Even those among us who knew Lacan have become readers. The problem is that a text may be read in such different ways. One of them in particular consists in considering Freud's and Lacan's discoveries as references with which the reader has a feeling he has always been familiar, readily considering his own the area they frame. The impression of " already known ", though not incompatible with the humouring - through a narcissic process - of the exquisite feeling of giddiness described by Freud in Das Unheimliche is a way of numbing what is opened up by the inconscious. Let us try and analyse the process involved.
Recognising symbols is one thing, reading is quite another. This distinction is familiar to all those who are close to children encountering difficulties in learning to read. Similarly, while reading the fundamental texts of psycho-analysis some people today seem to be content to identify references in which thus remaining unaware of the fact that the books written by Freud and Lacan were totally unprecedented.
Freud himself entertained doubts when his disciples read his writings - in particular Die Traumdeutung - with excessive enthusiasm, or when mythology was over-interpreted. The numerous letters he wrote to his disciples make this point very clear.

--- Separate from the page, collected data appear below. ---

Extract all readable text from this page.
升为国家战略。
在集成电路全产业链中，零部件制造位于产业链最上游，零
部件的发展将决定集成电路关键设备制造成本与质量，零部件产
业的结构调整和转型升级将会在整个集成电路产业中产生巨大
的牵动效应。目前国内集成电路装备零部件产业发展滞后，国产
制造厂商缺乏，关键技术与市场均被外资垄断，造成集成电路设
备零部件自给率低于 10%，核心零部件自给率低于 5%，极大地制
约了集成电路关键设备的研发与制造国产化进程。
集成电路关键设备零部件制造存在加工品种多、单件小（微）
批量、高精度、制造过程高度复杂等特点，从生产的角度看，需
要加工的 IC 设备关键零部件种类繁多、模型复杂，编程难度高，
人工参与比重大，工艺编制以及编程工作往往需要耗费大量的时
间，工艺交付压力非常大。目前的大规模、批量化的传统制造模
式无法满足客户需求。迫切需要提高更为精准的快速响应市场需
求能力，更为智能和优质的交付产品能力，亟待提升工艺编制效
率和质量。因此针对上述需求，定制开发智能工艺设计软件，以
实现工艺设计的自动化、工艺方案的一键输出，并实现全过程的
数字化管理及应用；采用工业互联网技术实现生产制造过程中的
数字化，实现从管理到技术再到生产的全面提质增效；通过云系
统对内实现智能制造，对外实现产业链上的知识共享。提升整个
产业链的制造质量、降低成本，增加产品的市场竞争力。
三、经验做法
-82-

Besides, they are indispensable to anyone who wishes to understand the points that checked the progress of Freud's elaborations ; and they also show how Freud's speculations were inextricably bound up with transference.
Therfore, when, by a refashioning of his theories, Freud swept away the basis of his disciples' speculations, his aim was - so I believe - their training. Freud showed that what man seeks is not necessarily the gratification of his desire, but the lowest possible tension - i.e.death - achieved through a repetitive process. His disciples ignored the concept of death drive, which is sometimes considered, even today, a flaw in Freud's reasoning. Lacan and M. Klein were the only psycho-analysts who took up the concept again - though each of them through specific reasonings. I have shown elsewhere that with Jenseits des Lustprinzip, written in 1920, Freud totally redefined the concept of unconscious.
An appraisal of the scientific implications of this redefinition may be the only way of assessing such Lacanian concepts as the Other and jouissance (enjoyment). Which means that Lacan's theories ought to be understood as stemming from both the points that checked the progress of Freud's elaborations and the difficulties he encountered in transmitting psycho-analysis.